NAME

DTA::TokWrap::Processor::mkbx - DTA tokenizer wrappers: (bx0doc,tx) -> bxdata

SYNOPSIS

 use DTA::TokWrap::Processor::mkbx;
 
 $mbx = DTA::TokWrap::Processor::mkbx->new(%opts);
 $doc_or_undef = $mbx->mkbx($doc);

DESCRIPTION

DTA::TokWrap::Processor::mkbx provides an object-oriented DTA::TokWrap::Processor wrapper for the creation of in-memory serialized text-block-indices.

Most users should use the high-level DTA::TokWrap wrapper class instead of using this module directly.

Constants

@ISA

DTA::TokWrap::Processor::mkbx inherits from DTA::TokWrap::Processor.

Constructors etc.

new
 $obj = $CLASS_OR_OBJECT->new(%args);

Constructor.

%args, %$obj:

 ##-- Block-sorting: hints
 wbStr => $wbStr,                   ##-- word-break hint text
 sbStr => $sbStr,                   ##-- sentence-break hint text
 sortkey_attr => $attr,             ##-- sort-key attribute (default='dta.tw.key'; should jive with mkbx0)
 
 ##-- Block-sorting: low-level data
 xp    => $xml_parser,              ##-- XML::Parser object for parsing $doc->{bx0doc}
defaults
 %defaults = CLASS->defaults();

Static class-dependent defaults.

init
 $mbx = $mbx->init();

Dynamic object-dependent defaults.

initXmlParser
 $xp = $mbx->initXmlParser();

Create & initialize $mbx->{xp}, an XML::Parser object used to parse $doc->{bx0data}.

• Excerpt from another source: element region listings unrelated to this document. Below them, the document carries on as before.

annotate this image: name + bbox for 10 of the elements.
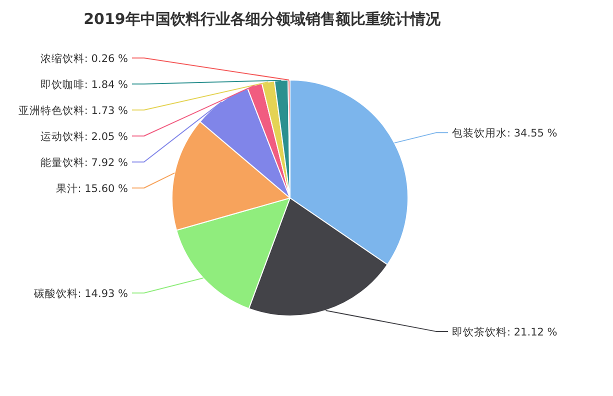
slice-label: 碳酸饮料: 14.93 % <box>32 286 128 300</box>
slice-label: 即饮咖啡: 1.84 % <box>40 78 128 92</box>
slice-label: 包装饮用水: 34.55 % <box>452 126 558 140</box>
slice-label: 果汁: 15.60 % <box>56 182 128 196</box>
slice-label: 浓缩饮料: 0.26 % <box>40 52 128 66</box>
slice-label: 即饮茶饮料: 21.12 % <box>452 325 558 338</box>
slice-label: 亚洲特色饮料: 1.73 % <box>18 104 128 118</box>
chart-title: 2019年中国饮料行业各细分领域销售额比重统计情况 <box>84 10 442 28</box>
slice-label: 运动饮料: 2.05 % <box>40 130 128 144</box>
slice-label: 能量饮料: 7.92 % <box>40 156 128 170</box>
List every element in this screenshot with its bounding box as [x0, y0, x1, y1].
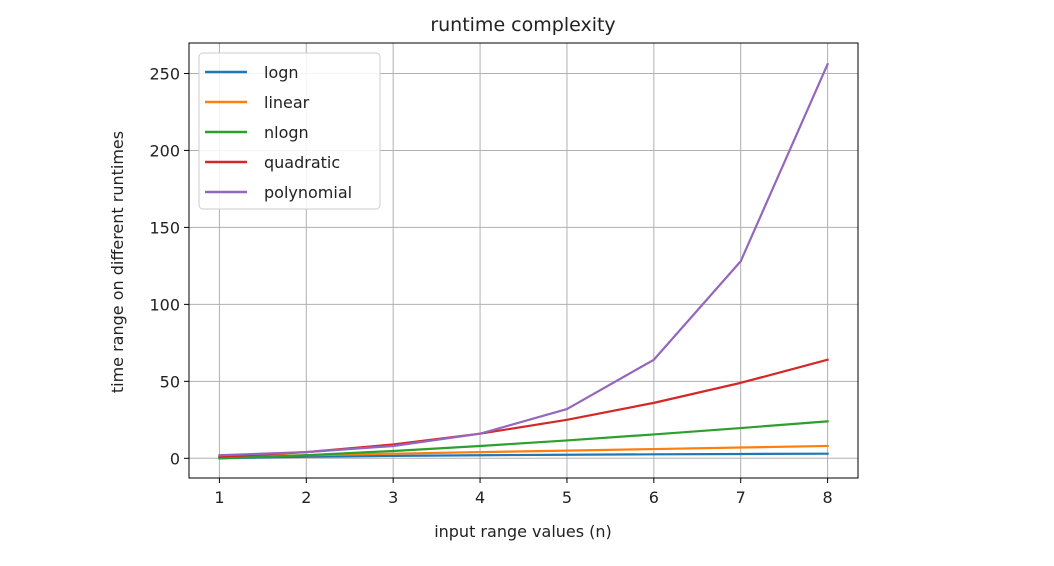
legend: logn linear nlogn quadratic polynomial [198, 52, 381, 210]
x-tick-label: 8 [822, 488, 832, 507]
x-tick-label: 3 [388, 488, 398, 507]
legend-label-logn: logn [264, 63, 299, 82]
series-line-polynomial [218, 62, 830, 457]
legend-label-nlogn: nlogn [264, 123, 309, 142]
chart-title: runtime complexity [430, 14, 615, 36]
y-tick-label: 50 [160, 372, 180, 391]
y-tick-label: 200 [149, 141, 180, 160]
x-axis-label: input range values (n) [434, 522, 612, 541]
series-line-logn [218, 452, 829, 460]
y-tick-label: 0 [170, 449, 180, 468]
ticks-layer: 1 2 3 4 5 6 7 8 0 50 100 150 200 250 [149, 64, 832, 507]
x-tick-label: 2 [301, 488, 311, 507]
x-tick-label: 5 [562, 488, 572, 507]
y-axis-label: time range on different runtimes [108, 131, 127, 393]
legend-label-polynomial: polynomial [264, 183, 352, 202]
legend-label-linear: linear [264, 93, 310, 112]
y-tick-label: 150 [149, 218, 180, 237]
x-tick-label: 7 [736, 488, 746, 507]
x-tick-label: 1 [214, 488, 224, 507]
series-layer [218, 62, 830, 460]
x-tick-label: 6 [649, 488, 659, 507]
y-tick-label: 100 [149, 295, 180, 314]
legend-box [198, 52, 381, 210]
grid-layer [189, 43, 858, 478]
plot-frame [188, 42, 859, 479]
y-tick-label: 250 [149, 64, 180, 83]
x-tick-label: 4 [475, 488, 485, 507]
legend-label-quadratic: quadratic [264, 153, 340, 172]
series-line-nlogn [218, 420, 829, 460]
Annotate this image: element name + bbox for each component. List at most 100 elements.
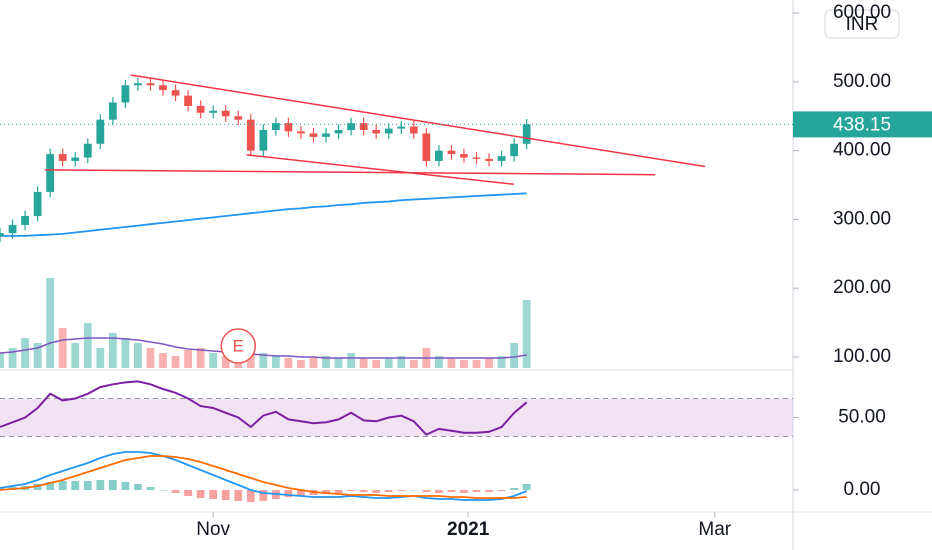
event-marker: [220, 328, 257, 364]
candle-body: [359, 123, 368, 131]
volume-bar: [146, 348, 155, 368]
macd-histogram-bar: [409, 490, 418, 491]
candle-body: [384, 128, 393, 134]
candle-body: [271, 123, 280, 131]
volume-bar: [83, 323, 92, 368]
macd-histogram-bar: [159, 490, 167, 491]
macd-histogram-bar: [347, 490, 355, 491]
volume-bar: [334, 358, 343, 368]
y-tick-label: 0.00: [844, 479, 881, 500]
volume-bar: [108, 333, 117, 368]
volume-bar: [460, 360, 468, 368]
macd-histogram-bar: [472, 490, 481, 492]
candle-body: [397, 126, 406, 129]
y-tick-label: 400.00: [833, 140, 891, 161]
y-tick-label: 500.00: [833, 71, 891, 92]
moving-average: [0, 192, 527, 237]
candle-body: [497, 156, 506, 161]
volume-bar: [485, 358, 493, 368]
volume-bar: [322, 356, 330, 368]
volume-bar: [121, 338, 130, 368]
candle-body: [146, 83, 155, 86]
volume-bar: [159, 353, 167, 368]
candle-body: [108, 102, 117, 120]
volume-bar: [46, 278, 55, 368]
macd-histogram-bar: [121, 482, 130, 490]
volume-bar: [522, 300, 531, 368]
volume-bar: [397, 356, 406, 368]
macd-histogram-bar: [234, 490, 243, 501]
candle-body: [46, 154, 55, 192]
volume-bar: [359, 358, 368, 368]
y-tick-label: 100.00: [833, 346, 891, 367]
volume-bar: [259, 353, 268, 368]
candle-body: [8, 224, 17, 234]
macd-histogram-bar: [460, 490, 468, 493]
candle-body: [71, 157, 80, 161]
candle-body: [196, 105, 205, 113]
volume-bar: [284, 358, 293, 368]
volume-bar: [447, 358, 456, 368]
macd-histogram-bar: [485, 490, 493, 492]
volume-bar: [8, 348, 17, 368]
candle-body: [409, 126, 418, 134]
volume-bar: [209, 353, 218, 368]
volume-bar: [184, 350, 192, 368]
y-tick-label: 600.00: [833, 2, 891, 23]
volume-bar: [33, 343, 42, 368]
candle-body: [134, 83, 142, 86]
macd-histogram-bar: [334, 490, 343, 493]
macd-histogram-bar: [435, 490, 443, 493]
last-price-box: [793, 111, 932, 138]
volume-bar: [196, 348, 205, 368]
candle-body: [309, 133, 318, 137]
macd-histogram-bar: [96, 480, 105, 490]
rsi-line: [0, 380, 528, 436]
trendline: [130, 74, 706, 168]
macd-histogram-bar: [372, 490, 381, 493]
candle-body: [422, 133, 431, 161]
rsi-band: [0, 398, 793, 437]
candle-body: [21, 215, 29, 225]
x-tick-label: 2021: [447, 519, 490, 540]
macd-histogram-bar: [134, 484, 142, 490]
macd-histogram-bar: [322, 490, 330, 494]
candle-body: [297, 131, 305, 134]
volume-bar: [171, 356, 180, 368]
volume-bar: [21, 338, 29, 368]
y-tick-label: 200.00: [833, 277, 891, 298]
candle-body: [372, 130, 381, 134]
candle-body: [246, 119, 255, 151]
x-tick-label: Nov: [196, 519, 230, 540]
volume-bar: [409, 360, 418, 368]
macd-line: [0, 451, 528, 501]
candle-body: [58, 154, 67, 161]
macd-histogram-bar: [58, 481, 67, 490]
candle-body: [96, 119, 105, 144]
currency[interactable]: INR: [846, 14, 879, 35]
macd-histogram-bar: [246, 490, 255, 502]
y-tick-label: 300.00: [833, 208, 891, 229]
macd-histogram-bar: [522, 484, 531, 490]
volume-bar: [309, 358, 318, 368]
candle-body: [121, 85, 130, 103]
candle-body: [510, 143, 519, 157]
macd-histogram-bar: [510, 488, 519, 490]
candle-body: [347, 123, 355, 131]
volume-bar: [472, 360, 481, 368]
x-tick-label: Mar: [698, 519, 731, 540]
macd-histogram-bar: [146, 487, 155, 490]
macd-histogram-bar: [171, 490, 180, 493]
candle-body: [322, 133, 330, 137]
volume-ma: [0, 337, 527, 359]
volume-bar: [510, 343, 519, 368]
volume-bar: [372, 360, 381, 368]
candle-body: [171, 90, 180, 96]
volume-bar: [134, 343, 142, 368]
candle-body: [234, 116, 243, 120]
volume-bar: [435, 356, 443, 368]
currency-button[interactable]: [824, 9, 900, 39]
candle-body: [435, 150, 443, 161]
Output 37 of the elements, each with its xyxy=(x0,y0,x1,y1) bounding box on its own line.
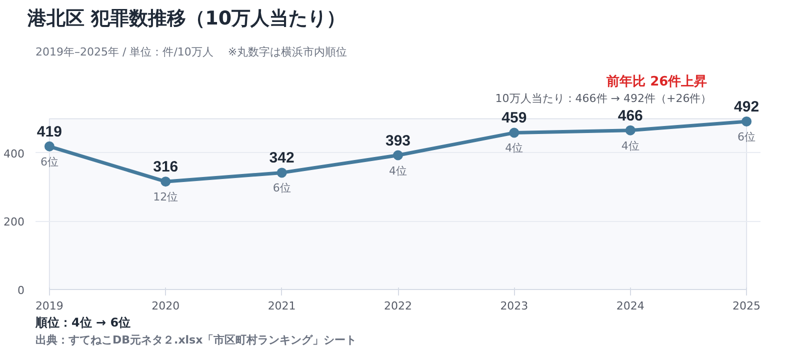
data-label: 459 xyxy=(502,110,527,127)
point xyxy=(160,176,171,187)
data-label: 492 xyxy=(734,98,760,116)
text: 前年比 26件上昇 xyxy=(606,74,708,90)
source-note: 出典：すてねこDB元ネタ２.xlsx「市区町村ランキング」シート xyxy=(36,334,357,346)
annotation: 4位 xyxy=(621,139,640,152)
data-label: 316 xyxy=(153,158,178,176)
x-tick-label: 2021 xyxy=(268,300,296,312)
annotation: 4位 xyxy=(389,164,407,178)
point xyxy=(276,168,287,178)
chart-subtitle: 2019年–2025年 / 単位：件/10万人 ※丸数字は横浜市内順位 xyxy=(36,46,348,58)
x-tick-label: 2020 xyxy=(152,300,180,312)
data-label: 342 xyxy=(269,150,294,167)
data-label: 393 xyxy=(385,132,411,150)
annotation: 6位 xyxy=(738,130,756,144)
point xyxy=(742,116,752,126)
x-tick-label: 2023 xyxy=(500,300,528,312)
annotation: 6位 xyxy=(272,182,291,195)
point xyxy=(625,125,636,136)
point xyxy=(509,128,520,138)
y-tick-label: 200 xyxy=(4,216,25,229)
x-tick-label: 2025 xyxy=(732,300,761,312)
point xyxy=(44,141,54,152)
annotation: 6位 xyxy=(40,155,58,168)
text: 順位：4位 → 6位 xyxy=(34,316,131,330)
chart-title: 港北区 犯罪数推移（10万人当たり） xyxy=(26,8,346,30)
x-tick-label: 2022 xyxy=(384,300,412,312)
data-label: 466 xyxy=(618,107,643,124)
text: 10万人当たり：466件 → 492件（+26件） xyxy=(495,92,712,106)
y-tick-label: 0 xyxy=(18,284,24,297)
point xyxy=(393,150,403,160)
x-tick-label: 2024 xyxy=(616,300,644,312)
y-tick-label: 400 xyxy=(4,147,25,160)
x-tick-label: 2019 xyxy=(35,300,64,312)
annotation: 12位 xyxy=(153,190,178,204)
annotation: 4位 xyxy=(505,142,524,155)
data-label: 419 xyxy=(36,123,62,140)
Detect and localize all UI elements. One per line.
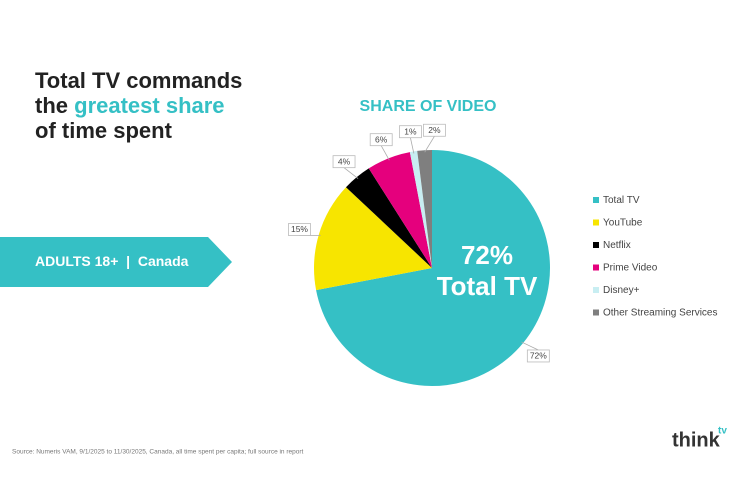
pie-slice [368, 152, 432, 268]
legend-swatch [593, 309, 599, 316]
data-label-box [399, 125, 422, 139]
leader-line [343, 167, 359, 179]
headline-line: Total TV commands [35, 68, 242, 93]
data-label-box [332, 155, 356, 169]
leader-line [424, 136, 435, 153]
pie-slice [316, 150, 550, 386]
leader-line [521, 341, 539, 351]
callout-label: Total TV [437, 271, 538, 301]
pie-slice [345, 168, 432, 268]
legend-label: Other Streaming Services [603, 308, 718, 319]
legend-label: YouTube [603, 218, 643, 229]
logo: think [672, 429, 721, 451]
separator: | [126, 253, 130, 269]
banner-shape [0, 237, 232, 287]
legend-swatch [593, 242, 599, 248]
headline-text: the [35, 93, 68, 118]
audience: ADULTS 18+ [35, 253, 118, 269]
legend-label: Prime Video [603, 263, 658, 274]
pie-slice [417, 150, 432, 268]
data-label: 15% [291, 224, 308, 234]
pie-slice [409, 150, 432, 268]
headline-highlight: greatest share [74, 93, 224, 118]
pie: 72% 15% 4% 6% 1% 2% [288, 123, 550, 386]
source-note: Source: Numeris VAM, 9/1/2025 to 11/30/2… [12, 449, 304, 456]
data-label-box [369, 133, 393, 147]
legend: Total TV YouTube Netflix Prime Video Disney+… [593, 195, 718, 319]
headline-line: the greatest share [35, 93, 225, 118]
legend-label: Disney+ [603, 285, 640, 296]
legend-swatch [593, 197, 599, 203]
data-label: 1% [404, 126, 417, 136]
banner-text: ADULTS 18+ | Canada [35, 253, 189, 269]
legend-label: Total TV [603, 195, 640, 206]
legend-swatch [593, 287, 599, 293]
chart-title: SHARE OF VIDEO [360, 98, 497, 115]
leader-line [410, 137, 415, 154]
data-label-box [423, 123, 446, 137]
logo-superscript: tv [718, 426, 727, 437]
pie-slice [314, 187, 432, 291]
region: Canada [138, 253, 189, 269]
data-label: 2% [428, 125, 441, 135]
leader-line [380, 145, 390, 161]
data-label: 72% [530, 351, 547, 361]
data-label-box [288, 223, 311, 236]
legend-swatch [593, 219, 599, 226]
headline-line: of time spent [35, 118, 173, 143]
data-label-box [526, 349, 550, 363]
callout-value: 72% [461, 240, 513, 270]
data-label: 6% [375, 134, 388, 144]
legend-swatch [593, 264, 599, 271]
data-label: 4% [338, 156, 351, 166]
legend-label: Netflix [603, 240, 631, 251]
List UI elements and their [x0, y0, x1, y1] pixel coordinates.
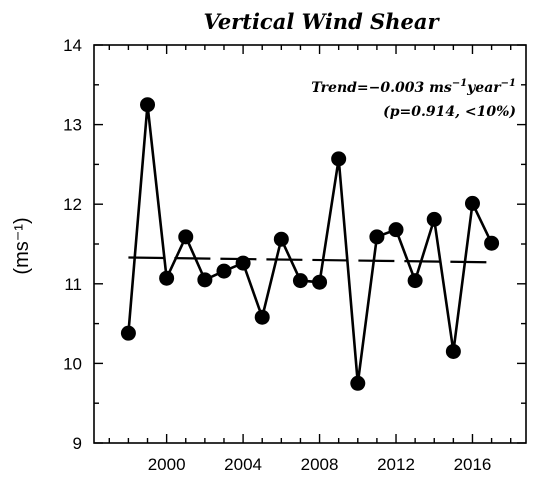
- y-tick-label: 14: [63, 36, 82, 55]
- data-point-marker: [331, 151, 347, 167]
- p-value-annotation: (p=0.914, <10%): [383, 104, 516, 120]
- series-line: [127, 104, 493, 384]
- data-point-marker: [178, 229, 194, 245]
- data-point-marker: [159, 270, 175, 286]
- data-point-marker: [445, 343, 461, 359]
- data-point-marker: [484, 235, 500, 251]
- x-tick-label: 2016: [454, 455, 492, 474]
- y-axis-label: (ms⁻¹): [11, 217, 33, 274]
- y-tick-label: 12: [63, 195, 82, 214]
- chart-title: Vertical Wind Shear: [203, 9, 440, 34]
- data-point-marker: [216, 263, 232, 279]
- data-point-marker: [254, 309, 270, 325]
- data-point-marker: [197, 272, 213, 288]
- data-point-marker: [312, 274, 328, 290]
- data-point-marker: [273, 231, 289, 247]
- x-tick-label: 2000: [148, 455, 186, 474]
- data-point-marker: [235, 255, 251, 271]
- y-tick-label: 9: [73, 434, 82, 453]
- data-point-marker: [350, 375, 366, 391]
- data-point-marker: [426, 211, 442, 227]
- data-point-marker: [369, 229, 385, 245]
- y-axis-ticks: 9 10 11 12 13 14: [63, 36, 526, 453]
- data-point-marker: [388, 222, 404, 238]
- data-point-marker: [464, 195, 480, 211]
- x-tick-label: 2012: [377, 455, 415, 474]
- x-axis-ticks: 2000 2004 2008 2012 2016: [108, 45, 512, 474]
- trend-line: [128, 256, 492, 264]
- data-point-marker: [292, 273, 308, 289]
- trend-line-path: [128, 256, 492, 264]
- x-tick-label: 2008: [301, 455, 339, 474]
- x-tick-label: 2004: [224, 455, 262, 474]
- data-point-marker: [140, 97, 156, 113]
- trend-annotation: Trend=−0.003 ms−1year−1: [311, 78, 516, 96]
- data-point-marker: [120, 325, 136, 341]
- y-tick-label: 13: [63, 116, 82, 135]
- y-tick-label: 10: [63, 354, 82, 373]
- data-point-marker: [407, 273, 423, 289]
- y-tick-label: 11: [64, 275, 82, 294]
- data-series: [120, 97, 500, 391]
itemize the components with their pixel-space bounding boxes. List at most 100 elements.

Methods: mkbx (bx0doc, txfile) => bxdata

mkbx
 $doc_or_undef = $CLASS_OR_OBJECT->mkbx($doc);

Creates the serialized text-block-index $doc->{bxdata} for the DTA::TokWrap::Document object $doc.

Relevant %$doc keys:

 bx0doc  => $bx0doc,  ##-- (input) preliminary block-index data (XML::LibXML::Document)
 txfile  => $txfile,  ##-- (input) raw text index filename
 bxdata  => \@blocks, ##-- (output) serialized block index
 ##
 mkbx_stamp0 => $f,   ##-- (output) timestamp of operation begin
 mkbx_stamp  => $f,   ##-- (output) timestamp of operation end
 bxdata_stamp => $f,  ##-- (output) timestamp of operation end

Block data: @{$doc->{bxdata}} = @blocks = ($blk0, ..., $blkN); %$blk =

 key    => $sortkey, ##-- (inherited) sort key
 elt    => $eltname, ##-- element name which created this block
 xoff   => $xoff,    ##-- XML byte offset where this block run begins
 xlen   => $xlen,    ##-- XML byte length of this block (0 for hints)
 toff   => $toff,    ##-- raw-text (.tx) byte offset where this block run begins
 tlen   => $tlen,    ##-- raw-text (.tx) byte length of this block (0 for hints)
 otext  => $otext,   ##-- output text (.txt) for this block
 otoff  => $otoff,   ##-- output text (.txt) byte offset where this block run begins
 otlen  => $otlen,   ##-- output text (.txt) length (bytes)
prune_empty_blocks
 \@blocks = $mbx->prune_empty_blocks(\@blocks);
 \@blocks = $mbx->prune_empty_blocks();

Low-level utility.

Removes empty 'c'-type blocks from @blocks (default=$mbx->{blocks}).

sort_blocks
 \@blocks = $mbx->sort_blocks(\@blocks);

Low-level utility.

Sorts \@blocks (default=$mbx->{blocks}) using $mb->{key2i}.

compute_block_text
 \@blocks = $mbx->compute_block_text(\@blocks, \$txbuf);
 \@blocks = $mbx->compute_block_text(\@blocks);
 \@blocks = $mbx->compute_block_text();

Low-level utility.

Sets $blk->{otoff}, $blk->{otlen}, $blk->{otext} for each block $blk in @blocks (default=$mbx->{blocks}) by extracting raw-text (.tx) substrings from \$txbuf (default=$mbx->{txbufr}).

\@blocks should already have been sorted before this method is called.

SEE ALSO

DTA::TokWrap::Intro(3pm), dta-tokwrap.perl(1), ...

SEE ALSO

DTA::TokWrap::Intro(3pm), dta-tokwrap.perl(1), ...

AUTHOR

Bryan Jurish <jurish@bbaw.de>

COPYRIGHT AND LICENSE

Copyright (C) 2009-2018 by Bryan Jurish

This package is free software; you can redistribute it and/or modify it under the same terms as Perl itself, either Perl version 5.14.2 or, at your option, any later version of Perl 5 you may have available.